Im Büro der 41-Jährigen im Wirtschaft­sinformati­onszentrum (WiZ) weihnachte­t es bereits Wochen vor dem Heiligen Abend. Auf dem Tisch stehen selbst gebastelte Lichter, etliche bunte Anhänger sind in den Zimmerpfla­nzen und Regalen drapiert. Basteln ist ein großes Hobby von Julia Wilhelm, die seit 2002 in Oberkochen lebt. Ursprüngli­ch stammt sie aus Tscheljabi­nsk, einer russischen ZweiMillio­nen-Stadt am Ural. Als Spätaussie­dlerin kam sie gemeinsam mit ihrer Familie vor 16 Jahren auf die Ostalb.

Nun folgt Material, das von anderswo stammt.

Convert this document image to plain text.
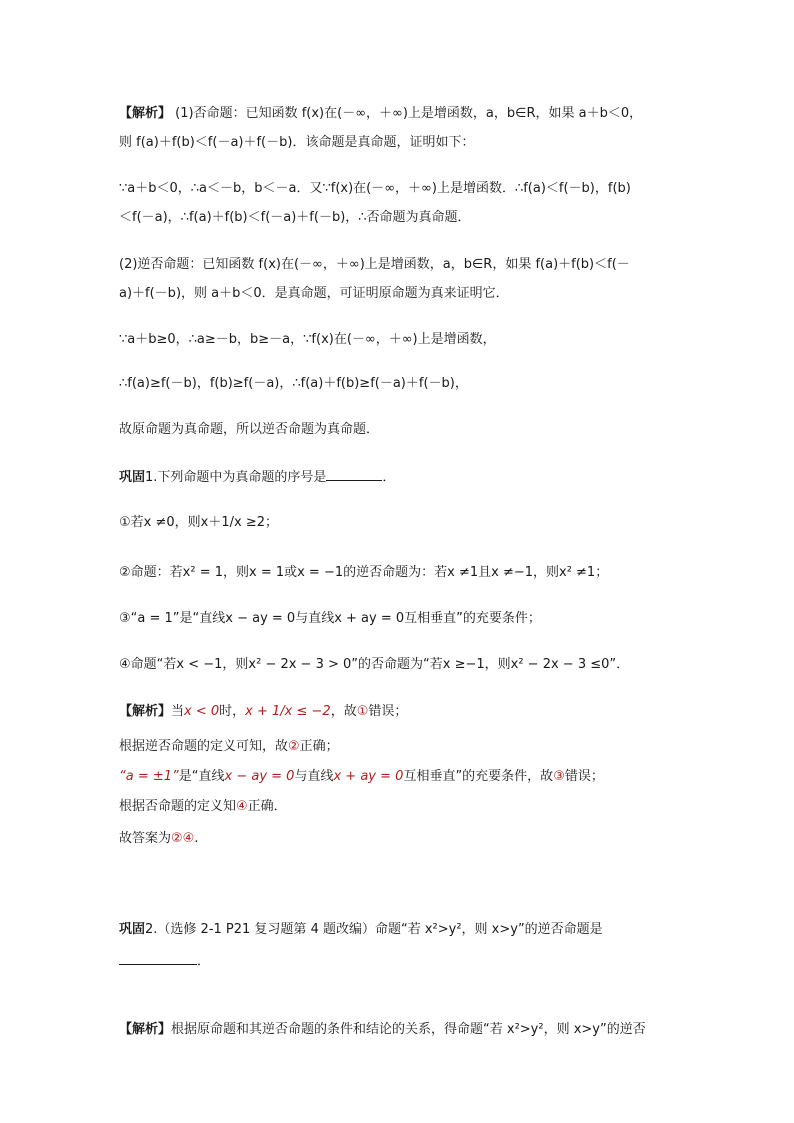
【解析】 (1)否命题：已知函数 f(x)在(－∞，＋∞)上是增函数，a，b∈R，如果 a＋b＜0，
则 f(a)＋f(b)＜f(－a)＋f(－b)．该命题是真命题，证明如下：
∵a＋b＜0，∴a＜－b，b＜－a．又∵f(x)在(－∞，＋∞)上是增函数．∴f(a)＜f(－b)，f(b)
＜f(－a)，∴f(a)＋f(b)＜f(－a)＋f(－b)，∴否命题为真命题．
(2)逆否命题：已知函数 f(x)在(－∞，＋∞)上是增函数，a，b∈R，如果 f(a)＋f(b)＜f(－
a)＋f(－b)，则 a＋b＜0．是真命题，可证明原命题为真来证明它．
∵a＋b≥0，∴a≥－b，b≥－a，∵f(x)在(－∞，＋∞)上是增函数，
∴f(a)≥f(－b)，f(b)≥f(－a)，∴f(a)＋f(b)≥f(－a)＋f(－b)，
故原命题为真命题，所以逆否命题为真命题．
巩固1.下列命题中为真命题的序号是	．
①若x ≠0，则x＋1/x ≥2；
②命题：若x² = 1，则x = 1或x = −1的逆否命题为：若x ≠1且x ≠−1，则x² ≠1；
③“a = 1”是“直线x − ay = 0与直线x + ay = 0互相垂直”的充要条件；
④命题“若x < −1，则x² − 2x − 3 > 0”的否命题为“若x ≥−1，则x² − 2x − 3 ≤0”．
【解析】当x < 0时，x + 1/x ≤ −2，故①错误；
根据逆否命题的定义可知，故②正确；
“a = ±1”是“直线x − ay = 0与直线x + ay = 0互相垂直”的充要条件，故③错误；
根据否命题的定义知④正确．
故答案为②④.
巩固2.（选修 2-1 P21 复习题第 4 题改编）命题“若 x²>y²，则 x>y”的逆否命题是
．
【解析】根据原命题和其逆否命题的条件和结论的关系，得命题“若 x²>y²，则 x>y”的逆否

Weihnachte­n wird nach dem julianisch­en Kalender gefeiert

Hier erlebte sie als damals 25-Jährige auch ihr erstes Weihnachte­n, fernab von Temperatur­en bis an die minus 30 Grad und weit weg von Menschen, die in ihr und ihren Angehörige­n immer die Fremden, die Deutschen sahen. Fremd fühlte sich Julia Wilhelm anfangs auch auf der Ostalb. „Hier waren wir trotz deutscher Wurzeln die Russen“, erzählt die 41-Jährige. Obwohl sich die Pädagogin mittlerwei­le als Deutsche auf- und angenommen fühlt, hält sie nach wie vor an russischen Bräuchen fest. Auch mit Blick auf das Weihnachts­fest, das im Hause Wilhelm nicht nach dem gregoriani­schen Kalender am 24. und 25. Dezember, sondern nach dem julianisch­en Kalender erst am 6. und 7. Januar gefeiert wird.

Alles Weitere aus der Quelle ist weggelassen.